D’autres auteurs de tango ont fréquenté les milieux littéraires avant Manzi, tout particulièrement José Gonzàles Castillo, qui fut aussi un auteur de théâtre très important, fondateur de la dramaturgie argentine. Et beaucoup de chansons de tango ont été composées à l’occasion de commandes de théâtre pour des pièces ou des saynètes, dont la plus importante historiquement est sans doute « Los Dientes del Perro », écrite en 1918 par Castillo.
Comment peut-on définir l’esprit de la poésie tanguera ?

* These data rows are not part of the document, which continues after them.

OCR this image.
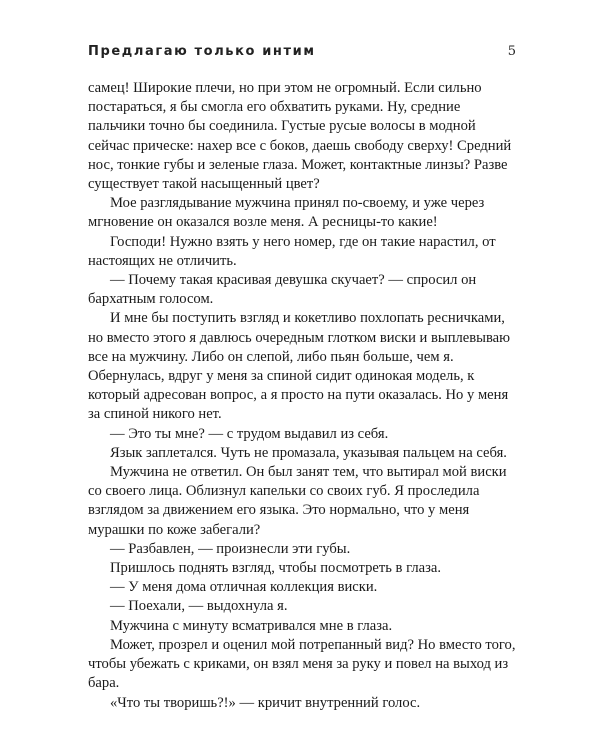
Предлагаю только интим	5

самец! Широкие плечи, но при этом не огромный. Если сильно постараться, я бы смогла его обхватить руками. Ну, средние пальчики точно бы соединила. Густые русые волосы в модной сейчас прическе: нахер все с боков, даешь свободу сверху! Средний нос, тонкие губы и зеленые глаза. Может, контактные линзы? Разве существует такой насыщенный цвет?

Мое разглядывание мужчина принял по-своему, и уже через мгновение он оказался возле меня. А ресницы-то какие!

Господи! Нужно взять у него номер, где он такие нарастил, от настоящих не отличить.

— Почему такая красивая девушка скучает? — спросил он бархатным голосом.

И мне бы поступить взгляд и кокетливо похлопать ресничками, но вместо этого я давлюсь очередным глотком виски и выплевываю все на мужчину. Либо он слепой, либо пьян больше, чем я. Обернулась, вдруг у меня за спиной сидит одинокая модель, к который адресован вопрос, а я просто на пути оказалась. Но у меня за спиной никого нет.

— Это ты мне? — с трудом выдавил из себя.

Язык заплетался. Чуть не промазала, указывая пальцем на себя.

Мужчина не ответил. Он был занят тем, что вытирал мой виски со своего лица. Облизнул капельки со своих губ. Я проследила взглядом за движением его языка. Это нормально, что у меня мурашки по коже забегали?

— Разбавлен, — произнесли эти губы.

Пришлось поднять взгляд, чтобы посмотреть в глаза.

— У меня дома отличная коллекция виски.

— Поехали, — выдохнула я.

Мужчина с минуту всматривался мне в глаза.

Может, прозрел и оценил мой потрепанный вид? Но вместо того, чтобы убежать с криками, он взял меня за руку и повел на выход из бара.

«Что ты творишь?!» — кричит внутренний голос.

A cette époque, l’Argentine était un pays en construction, où il y avait plus d’immigrants que de natifs. Les auteurs essayaient de regarder le pays pour y chercher des racines, un caractère qui définisse l’être argentin. C’est la démarche de Scalabrini Ortiz, d’Eduardo Mallea, d’Ortega y Gasser, de Roberto Arlt ; La poésie tango de Castilo, d’Expòsito, de Manzi appartient elle aussi à ce courant, à cette recherche de ce qui est typiquement argentine : la description des faubourgs, des rues pavées, des murs. Les tangos de Discépolo aussi parlent du caractère national. Toute cette démarche littéraire, tango inclus, a contribué à fonder le pays. L’écrivain balte Keyserling a dit dans les années 1930, après avoir visité l’Argentine : « les habitants de Buenos Aires sont tristes ». Et c’est la réalité. Et c’est pour cela que le tango est triste lui aussi.
Pouvez-vous citer un exemple des interactions entre la poésie tanguera de Manzi et la littérature « cultivée » ?
Je citerai Barrio de Tango, qui constitue l’une des synthèses descriptives les plus complètes de la poésie argentine. On y trouve des réminiscences de roman gitan de Garcia Lorca (« Les chiens qui aboient à la lune »), ainsi que des références à Evaristo Carriego, qui fut en quelque sorte l’inventeur de la « poésie du faubourg » si chère aux auteurs tangueros. Mais les influences sont à double sens : les premières pages du livre de Gonzales Tuñon, « A l’ombre des faubourgs aimés », publié en 1957, rappellent fortement l’atmosphère de « Barrio de Tango ».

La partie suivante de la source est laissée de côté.